In the present issue, one contribution is focused on the seasonal variability of camel meat quality just after slaughtering (Brahim Hamad et al.,). A seasonal effect is something complex, including physical aspect (temperature and humidity) and feeding. Some parameters like electric conductivity, drip and thawing loss are significantly higher in summer time. But even if safe camel meat could be benefit for the consumer’s health, the risk of contamination is still existing. In Kazakhstan, where pollution with PCBs, a lipophilic compound, could be locally important, the unwanted molecules can be accumulated in camel hump (Stefan Jurjanz et al.,).
Therefore, practically in polluted areas, it is advised to avoid the consumption of raw fat from camel hump, as is practiced sometimes.
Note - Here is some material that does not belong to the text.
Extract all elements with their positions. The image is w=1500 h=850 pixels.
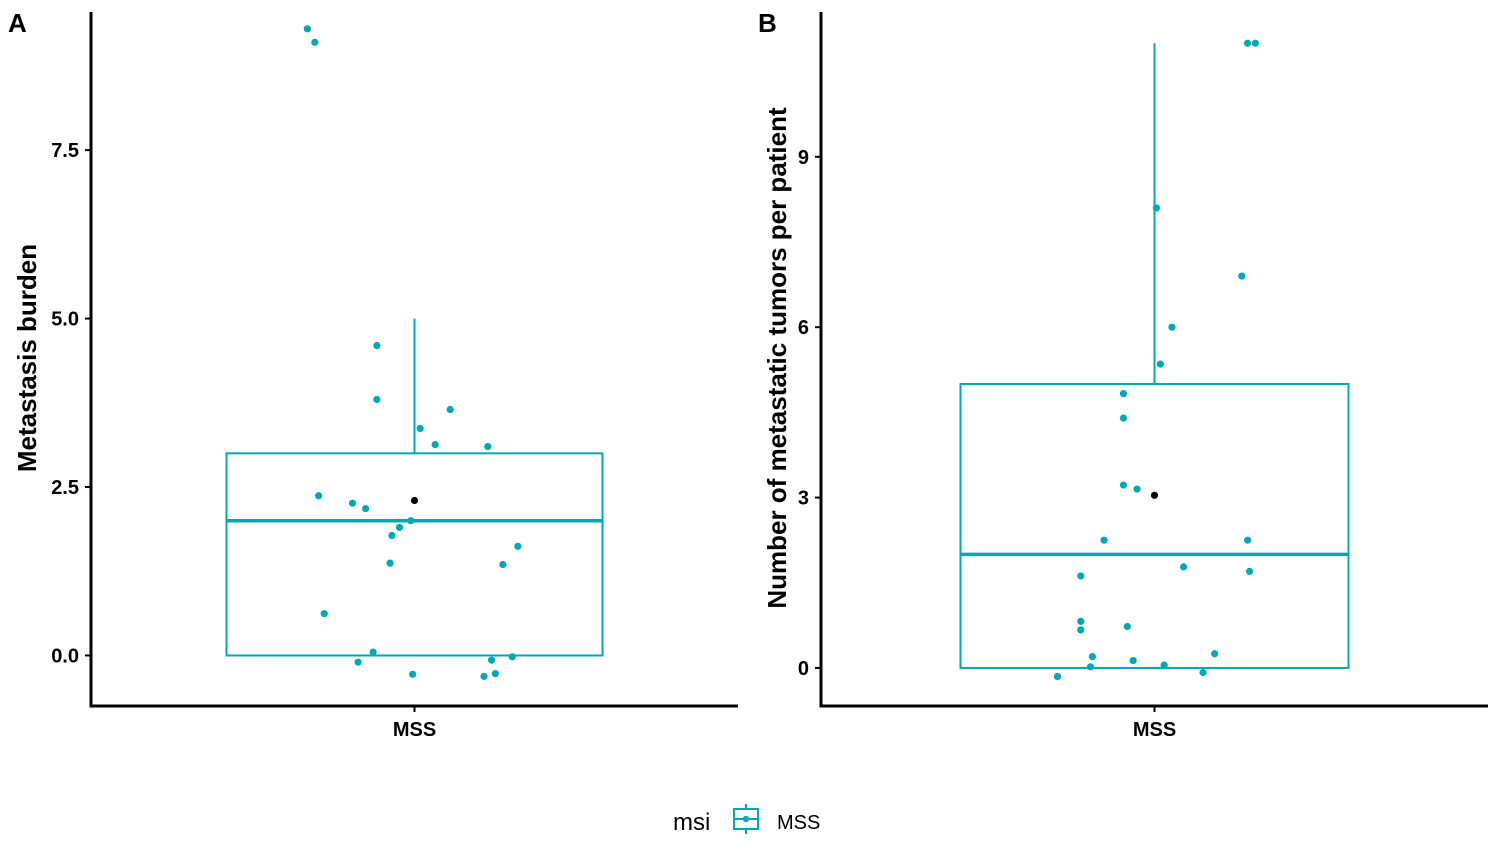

The quality of meat in young camel is depending also of the growth’s speed during the fattening. In one trial (Faye et al.,), the use of date-palm blocks was suggested to be substituted to concentrates from market, more expensive. The authors showed that there was no significant effect on the growth despite a better efficiency of commercial concentrates. Moreover, although the presence of urea in blocks, there was no effect on blood biochemical parameters, indicator of liver damage.
One of the challenge for camel scientists is the contribution to the improvement of the camel productivity. Finally, few papers are focused on this point. It is probably in the field of reproduction that more studies were performed, but more rarely on male reproduction performances. In the present issue, two papers are available. In the proposal of Davide Monaco et al., it is about the comparison of two types of Artificial Vagina in order to identify the more efficient equipment for a better yield in the artificial insemination programme. Finally, it appears that there was no difference between equipment with or without a silicone inner liner on the mating time, the global behaviour of the male or the quality of ejaculates.
The high viscosity of camel semen is known to be one of the constraints for the development of artificial insemination in this species. Mohamed Ansari et al., tested different proteolytic enzymes to liquefy the semen and let it more useful for artificial insemination or embryo-transfer. In all treated semen, the viscosity tends to decline and the spermatozoid motility to increase.
Better understanding of the mechanisms supporting the health benefit effect of camel milk, better investigation of the meat quality according to season and potential contamination, improvement of the technologies for the success of artificial insemination were finally the main results of this special issue on camel.